Élisabeth Vu, les carnets – Dernières fleurs. La Sole dans le rôle d’Ophélie en vis-à-vis des vers de Shakespeare
La Sole en tra­gé­dienne dans le grand rôle d’Ophélia – à moins que… (détail)

Le rire à travers les flammes

L’espoir, c’est une touche d’humour et de la grâce, quoi qu’il advienne. La capa­cité de rire, de voir le ridi­cule, de ne pas exces­si­ve­ment se cris­per quand les choses deviennent impos­sibles. Disons : le rire à tra­vers les flammes.

Charles bukowsky

Les mots particules

Der­rière le miroir d’Alice se trouve un vaste bois très sombre – « l’anonymommable forêt » du lin­guiste René Jorgen –, où les choses n’ont pas de nom…

Inquiète à l’idée de perdre son nom, Alice hésite un ins­tant à péné­trer dans le bois, puis s’aventure :
En tout cas, ma foi, dit-elle bra­ve­ment, c’est bien agréable, après avoir eu si chaud, de péné­trer dans le… dans la… dans quoi ?
Sur­prise d’avoir oublié le nom, elle tente de s’en sou­ve­nir :
Je veux dire, de se trou­ver sous le… sous la… sous ceci, voyez-vous bien ! dit-elle en met­tant la main sur le tronc d’un arbre. Com­ment diable est-ce que cela s’appelle ? Je crois vrai­ment que ça n’a pas de nom… Mais, voyons, bien sûr que ça n’en a pas !

Et tandis qu’Alice tente de s’y retrou­ver : Et main­te­nant, qui suis-je ?, Alberto Man­guel, grand lec­teur de ses aven­tures, pose cette ques­tion en forme d’énigme : Alice doit-elle se rap­pe­ler ces noms oubliés ou doit-elle les fabri­quer, tout neufs ? – et cette autre, quelques pages plus loin : Et qu’entendons-nous par un « nom » ?
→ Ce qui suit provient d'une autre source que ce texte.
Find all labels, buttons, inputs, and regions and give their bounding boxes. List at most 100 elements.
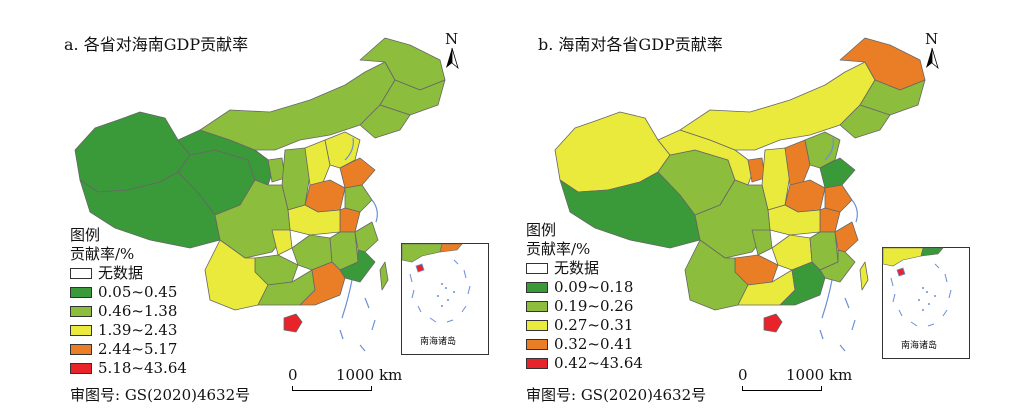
map-panel-b: b. 海南对各省GDP贡献率 N 图例 贡献率/% 无数据 0.09~0.18 … [480,0,991,417]
province-taiwan [859,261,869,291]
scale-line [742,386,822,391]
legend-label: 0.27~0.31 [554,316,634,334]
province-anhui [819,207,841,233]
province-hainan [283,313,303,333]
legend-swatch [70,306,92,317]
province-hubei [287,204,341,236]
legend-subheading: 贡献率/% [526,240,591,258]
legend-item: 无数据 [526,259,643,278]
legend-label: 0.46~1.38 [98,302,178,320]
province-inner-mongolia [199,61,396,151]
legend-item: 0.27~0.31 [526,316,643,335]
legend-subheading: 贡献率/% [70,245,135,263]
legend-swatch [526,263,548,274]
scale-zero: 0 [738,366,748,384]
legend-label: 无数据 [554,259,600,277]
south-china-sea-inset: 南海诸岛 [882,247,970,359]
legend-label: 2.44~5.17 [98,340,178,358]
scale-bar: 0 1000 km [288,366,408,396]
map-title: a. 各省对海南GDP贡献率 [64,35,249,54]
province-liaoning [839,104,891,139]
north-arrow-icon [446,47,459,70]
province-guangdong [779,261,826,306]
province-zhejiang [834,221,859,253]
province-fujian [819,249,856,283]
legend-label: 无数据 [98,264,144,282]
province-chongqing [271,229,293,256]
legend-label: 1.39~2.43 [98,321,178,339]
map-title: b. 海南对各省GDP贡献率 [538,35,723,54]
inset-label: 南海诸岛 [901,341,938,351]
province-henan [784,179,826,213]
china-map-a [74,37,446,352]
legend-item: 0.32~0.41 [526,335,643,354]
province-shandong [339,157,376,189]
legend-heading: 图例 [526,221,557,239]
north-label: N [445,30,459,48]
north-arrow: N [917,30,947,72]
legend-item: 1.39~2.43 [70,321,187,340]
province-shanxi [784,139,811,186]
scale-line [292,386,372,391]
scale-distance: 1000 km [786,366,853,384]
legend-label: 5.18~43.64 [98,359,187,377]
province-hebei [324,131,361,169]
province-taiwan [379,261,389,291]
legend-item: 0.09~0.18 [526,278,643,297]
legend-swatch [526,358,548,369]
legend-item: 0.05~0.45 [70,283,187,302]
legend-heading: 图例 [70,226,101,244]
scale-zero: 0 [288,366,298,384]
scale-distance: 1000 km [336,366,403,384]
province-chongqing [751,229,773,256]
legend-swatch [526,339,548,350]
province-anhui [339,207,361,233]
province-henan [304,179,346,213]
china-map-b [554,37,926,352]
approval-number: 审图号: GS(2020)4632号 [70,386,251,404]
province-guangdong [299,261,346,306]
legend-swatch [526,320,548,331]
south-china-sea-inset: 南海诸岛 [401,243,489,355]
legend-swatch [526,282,548,293]
province-shandong [819,157,856,189]
province-liaoning [359,104,411,139]
province-inner-mongolia [679,61,876,151]
legend-label: 0.42~43.64 [554,354,643,372]
legend-swatch [526,301,548,312]
legend-item: 2.44~5.17 [70,340,187,359]
north-arrow-icon [926,47,939,70]
legend-label: 0.19~0.26 [554,297,634,315]
legend-swatch [70,344,92,355]
legend-item: 0.19~0.26 [526,297,643,316]
legend: 图例 贡献率/% 无数据 0.05~0.45 0.46~1.38 1.39~2.… [70,226,187,378]
province-shanxi [304,139,331,186]
province-jiangsu [344,184,373,213]
legend-item: 0.42~43.64 [526,354,643,373]
legend-swatch [70,287,92,298]
map-panel-a: a. 各省对海南GDP贡献率 N 图例 贡献率/% 无数据 0.05~0.45 … [64,30,489,404]
legend-label: 0.05~0.45 [98,283,178,301]
province-jiangsu [824,184,853,213]
province-hubei [767,204,821,236]
legend-swatch [70,363,92,374]
north-arrow: N [437,30,467,72]
north-label: N [925,30,939,48]
province-hebei [804,131,841,169]
inset-map [401,243,471,323]
province-zhejiang [354,221,379,253]
legend-item: 5.18~43.64 [70,359,187,378]
legend-swatch [70,268,92,279]
legend: 图例 贡献率/% 无数据 0.09~0.18 0.19~0.26 0.27~0.… [526,221,643,373]
scale-bar: 0 1000 km [738,366,858,396]
approval-number: 审图号: GS(2020)4632号 [526,386,707,404]
legend-item: 0.46~1.38 [70,302,187,321]
inset-label: 南海诸岛 [420,337,457,347]
province-fujian [339,249,376,283]
legend-swatch [70,325,92,336]
legend-label: 0.09~0.18 [554,278,634,296]
legend-label: 0.32~0.41 [554,335,634,353]
inset-map [882,247,952,327]
province-hainan [763,313,783,333]
legend-item: 无数据 [70,264,187,283]
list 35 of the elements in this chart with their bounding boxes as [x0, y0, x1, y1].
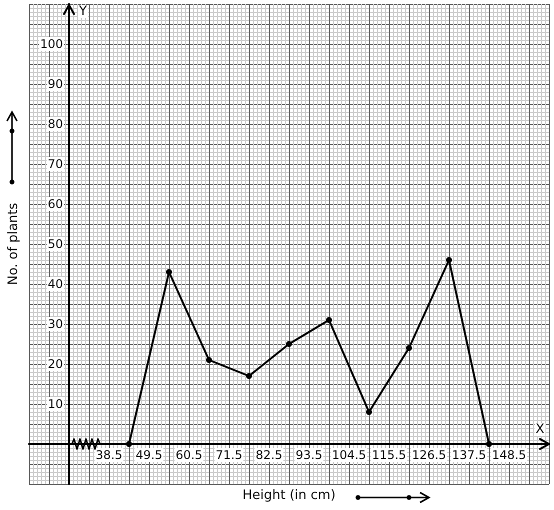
x-tick-label: 38.5	[96, 448, 122, 462]
x-tick-label: 148.5	[492, 448, 526, 462]
x-tick-label: 104.5	[332, 448, 366, 462]
y-tick-label: 20	[48, 357, 63, 371]
point	[326, 317, 332, 323]
y-tick-label: 90	[48, 77, 63, 91]
point	[486, 441, 492, 447]
point	[406, 345, 412, 351]
x-tick-label: 137.5	[452, 448, 486, 462]
point	[446, 257, 452, 263]
y-tick-label: 70	[48, 157, 63, 171]
point	[366, 409, 372, 415]
annotation: Y	[78, 4, 87, 19]
y-tick-label: 30	[48, 317, 63, 331]
y-tick-label: 100	[40, 37, 63, 51]
y-tick-label: 60	[48, 197, 63, 211]
y-axis-title: No. of plants	[6, 202, 21, 286]
x-tick-label: 60.5	[176, 448, 202, 462]
x-tick-label: 71.5	[216, 448, 242, 462]
annotation: X	[536, 422, 545, 437]
x-axis-title: Height (in cm)	[242, 488, 336, 503]
point	[206, 357, 212, 363]
x-tick-label: 49.5	[136, 448, 162, 462]
y-tick-label: 40	[48, 277, 63, 291]
point	[166, 269, 172, 275]
x-tick-label: 126.5	[412, 448, 446, 462]
y-tick-label: 10	[48, 397, 63, 411]
point	[246, 373, 252, 379]
x-tick-label: 93.5	[296, 448, 322, 462]
y-tick-label: 50	[48, 237, 63, 251]
y-tick-label: 80	[48, 117, 63, 131]
x-tick-label: 115.5	[372, 448, 406, 462]
point	[126, 441, 132, 447]
point	[286, 341, 292, 347]
x-tick-label: 82.5	[256, 448, 282, 462]
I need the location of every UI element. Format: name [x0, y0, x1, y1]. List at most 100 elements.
Alberto Man­guel, Dans la forêt du miroir, Actes Sud, 2000
Lewis Car­roll, De l’autre côté du miroir

Le vrai du faux

[…] J’ai lu tous ces auteurs, sans trop leur repro­cher de mentir, vu que c’est déjà pra­tique cou­rante même chez ceux qui font pro­fes­sion de phi­lo­so­pher. Mais j’étais étonné qu’ils aient cru pou­voir écrire des choses fausses sans qu’on s’en aper­çût. C’est pour­quoi moi aussi (par vaine gloire !), j’ai tenu à trans­mettre quelque chose à la pos­té­rité, et je ne veux pas être le seul privé de la liberté d’affabuler. Puisque je n’avais rien de vrai à racon­ter, n’ayant jamais rien vécu d’intéressant, je me suis adonné au men­songe avec beau­coup plus d’honnêteté que les autres. Car je dirais la vérité au moins sur un point : en disant que je mens. […]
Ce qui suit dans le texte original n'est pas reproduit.